The results demonstrated that BIC/TAF was superior to DRV-based therapy in achieving the primary composite endpoint. Participants in the BIC group showed a higher percentage of HIV RNA levels <50 copies/mL and experienced faster CD4 recovery. Additionally, fewer participants receiving BIC/TAF failed to achieve virological suppression compared to those on the PI-based regimen.

Behrens noted, "The challenge is that patients with advanced HIV disease are very often hospitalized and seek care for severe diseases. They are often excluded from other registrational trials because they have very low CD4 counts, numerous comorbidities, and opportunistic infections."

The inclusion of therapy-naïve individuals with advanced HIV disease presented several challenges in the trial. Participants in this group typically have severely compromised immune systems, with CD4 counts below 40 cells per microliter, and often require hospitalization for treatment of opportunistic infections. Behrens emphasized the difficulty in recruiting this population, which has often been underrepresented in clinical trials due to the complexity of their condition.

"These patients are very vulnerable. The diagnosis is made only a few days earlier, and they are often in critical care," Behrens explained. "It's a vulnerable time, and so recruiting them for a study like this is challenging."

The study also aimed to answer clinically relevant questions for this group, including concerns about drug-drug interactions and the risk of immune reconstitution inflammatory syndrome (IRIS). By incorporating clinical endpoints, the LAPTOP trial went beyond measuring viral suppression and assessed the real-world effectiveness of the two treatment regimens.

Bictegravir-based therapy was shown to have better virological outcomes and a faster immune recovery compared to darunavir-based therapy. Behrens emphasized that INIs like bictegravir, with their high genetic barrier and known safety profiles, are expected to become a central part of HIV treatment.

"Bictegravir-based therapy was non-inferior to darunavir-based therapy, but it showed better virological suppression and faster immune recovery," he said. "This suggests that integrase inhibitors may be a more effective and safer treatment option for therapy-naïve individuals with advanced HIV."

Despite the encouraging results, Behrens acknowledged that the study’s follow-up period was limited to 48 weeks, and the long-term safety and efficacy of both regimens remain to be fully explored. "We need long-term follow-up to better understand how these treatments perform over time and in more diverse populations."

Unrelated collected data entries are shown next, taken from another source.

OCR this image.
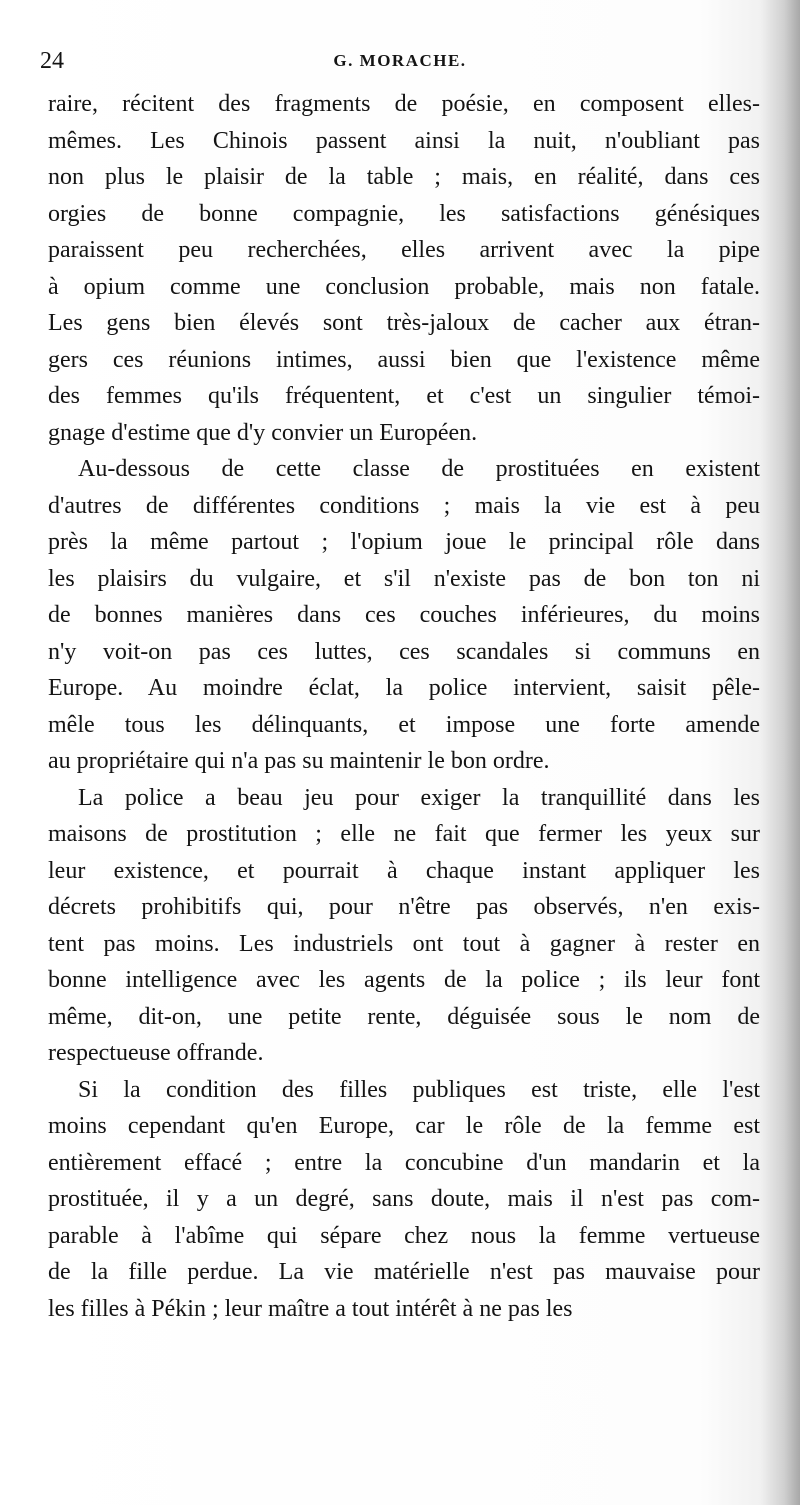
24	G. MORACHE.
raire, récitent des fragments de poésie, en composent elles-
mêmes. Les Chinois passent ainsi la nuit, n'oubliant pas
non plus le plaisir de la table ; mais, en réalité, dans ces
orgies de bonne compagnie, les satisfactions génésiques
paraissent peu recherchées, elles arrivent avec la pipe
à opium comme une conclusion probable, mais non fatale.
Les gens bien élevés sont très-jaloux de cacher aux étran-
gers ces réunions intimes, aussi bien que l'existence même
des femmes qu'ils fréquentent, et c'est un singulier témoi-
gnage d'estime que d'y convier un Européen.
Au-dessous de cette classe de prostituées en existent
d'autres de différentes conditions ; mais la vie est à peu
près la même partout ; l'opium joue le principal rôle dans
les plaisirs du vulgaire, et s'il n'existe pas de bon ton ni
de bonnes manières dans ces couches inférieures, du moins
n'y voit-on pas ces luttes, ces scandales si communs en
Europe. Au moindre éclat, la police intervient, saisit pêle-
mêle tous les délinquants, et impose une forte amende
au propriétaire qui n'a pas su maintenir le bon ordre.
La police a beau jeu pour exiger la tranquillité dans les
maisons de prostitution ; elle ne fait que fermer les yeux sur
leur existence, et pourrait à chaque instant appliquer les
décrets prohibitifs qui, pour n'être pas observés, n'en exis-
tent pas moins. Les industriels ont tout à gagner à rester en
bonne intelligence avec les agents de la police ; ils leur font
même, dit-on, une petite rente, déguisée sous le nom de
respectueuse offrande.
Si la condition des filles publiques est triste, elle l'est
moins cependant qu'en Europe, car le rôle de la femme est
entièrement effacé ; entre la concubine d'un mandarin et la
prostituée, il y a un degré, sans doute, mais il n'est pas com-
parable à l'abîme qui sépare chez nous la femme vertueuse
de la fille perdue. La vie matérielle n'est pas mauvaise pour
les filles à Pékin ; leur maître a tout intérêt à ne pas les
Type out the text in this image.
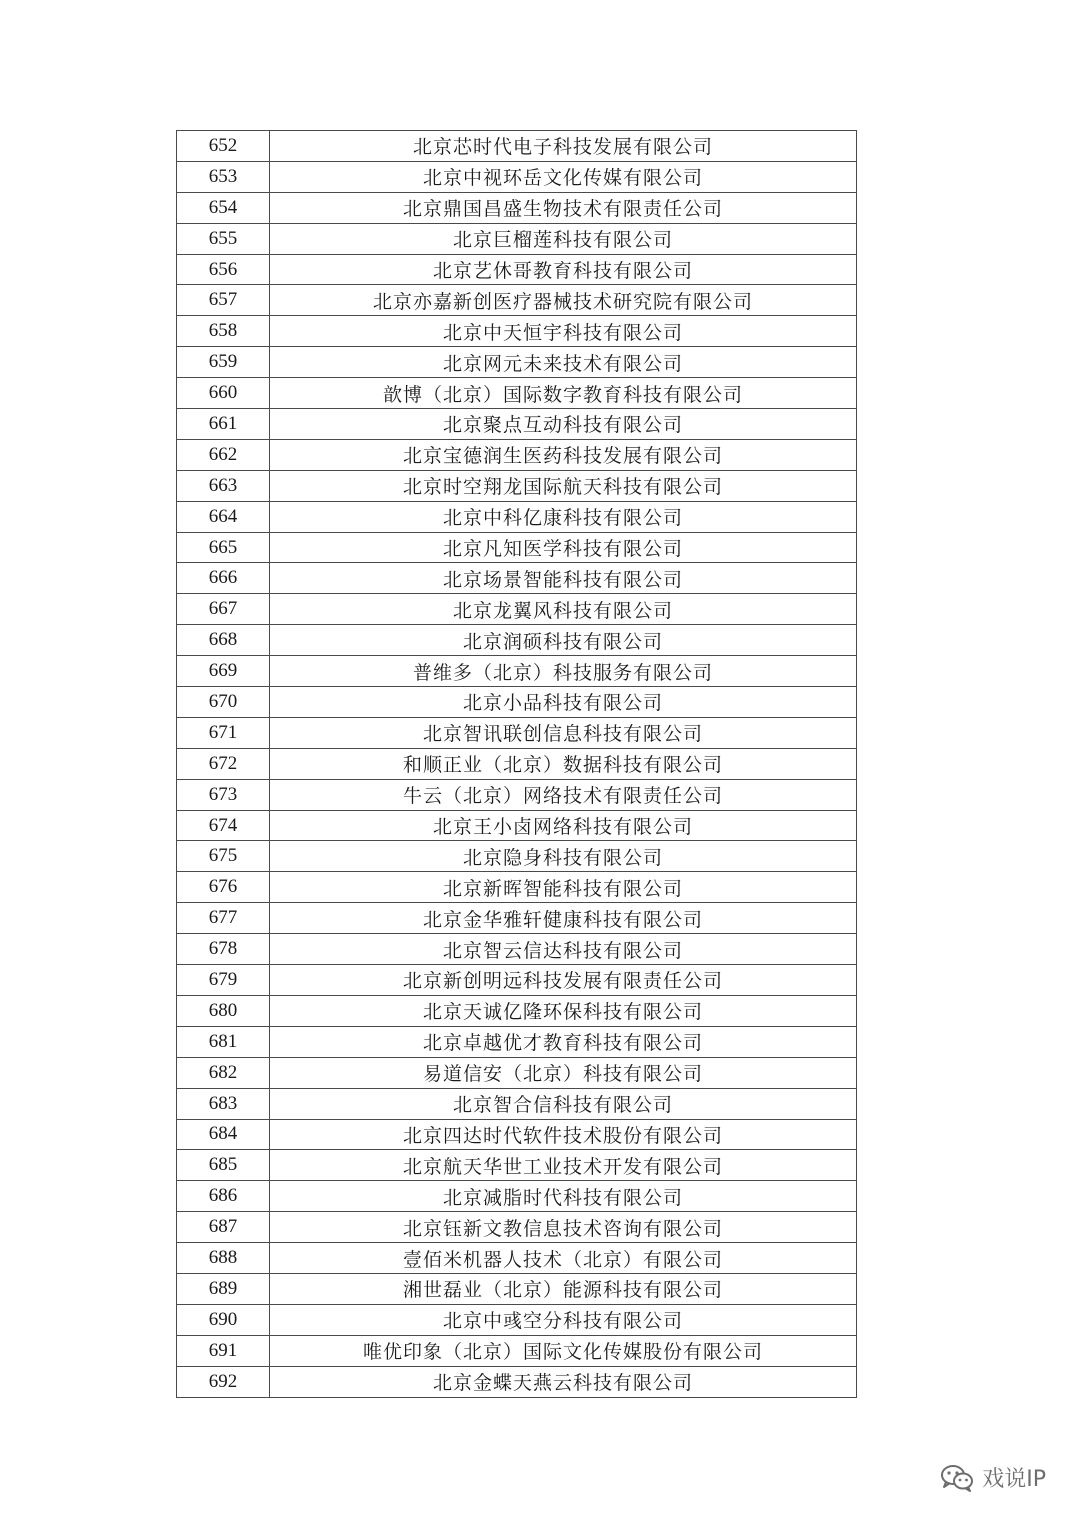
652	北京芯时代电子科技发展有限公司
653	北京中视环岳文化传媒有限公司
654	北京鼎国昌盛生物技术有限责任公司
655	北京巨榴莲科技有限公司
656	北京艺休哥教育科技有限公司
657	北京亦嘉新创医疗器械技术研究院有限公司
658	北京中天恒宇科技有限公司
659	北京网元未来技术有限公司
660	歆博（北京）国际数字教育科技有限公司
661	北京聚点互动科技有限公司
662	北京宝德润生医药科技发展有限公司
663	北京时空翔龙国际航天科技有限公司
664	北京中科亿康科技有限公司
665	北京凡知医学科技有限公司
666	北京场景智能科技有限公司
667	北京龙翼风科技有限公司
668	北京润硕科技有限公司
669	普维多（北京）科技服务有限公司
670	北京小品科技有限公司
671	北京智讯联创信息科技有限公司
672	和顺正业（北京）数据科技有限公司
673	牛云（北京）网络技术有限责任公司
674	北京王小卤网络科技有限公司
675	北京隐身科技有限公司
676	北京新晖智能科技有限公司
677	北京金华雅轩健康科技有限公司
678	北京智云信达科技有限公司
679	北京新创明远科技发展有限责任公司
680	北京天诚亿隆环保科技有限公司
681	北京卓越优才教育科技有限公司
682	易道信安（北京）科技有限公司
683	北京智合信科技有限公司
684	北京四达时代软件技术股份有限公司
685	北京航天华世工业技术开发有限公司
686	北京减脂时代科技有限公司
687	北京钰新文教信息技术咨询有限公司
688	壹佰米机器人技术（北京）有限公司
689	湘世磊业（北京）能源科技有限公司
690	北京中彧空分科技有限公司
691	唯优印象（北京）国际文化传媒股份有限公司
692	北京金蝶天燕云科技有限公司
戏说IP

"In the long run, if resistance mutations against integrase inhibitors develop due to their widespread use, protease inhibitors might once again become a viable treatment option," he said. "This is something we must plan for, not just for the next five years, but for the next 10 to 20 years."

Looking ahead, Behrens and his team are planning to explore the mechanisms underlying the faster immune recovery seen in the bictegravir arm. "We plan to reanalyze samples from these patients using more advanced technologies to better understand why the viral load decline in the bictegravir arm is faster and whether this translates into quicker resolution of inflammation," Behrens said.

While there are no plans for further follow-up of the LAPTOP study, the research team is committed to continuing their investigation into the long-term safety and efficacy of both regimens.

Reference

Behrens G, et. al. Bictegravir vs Darunavir in Therapy-Naïve Individuals With Advanced HIV: A Non-Inferiority Trial. Presented at: CROI 2025; March 9-12, 2025; San Francisco, California.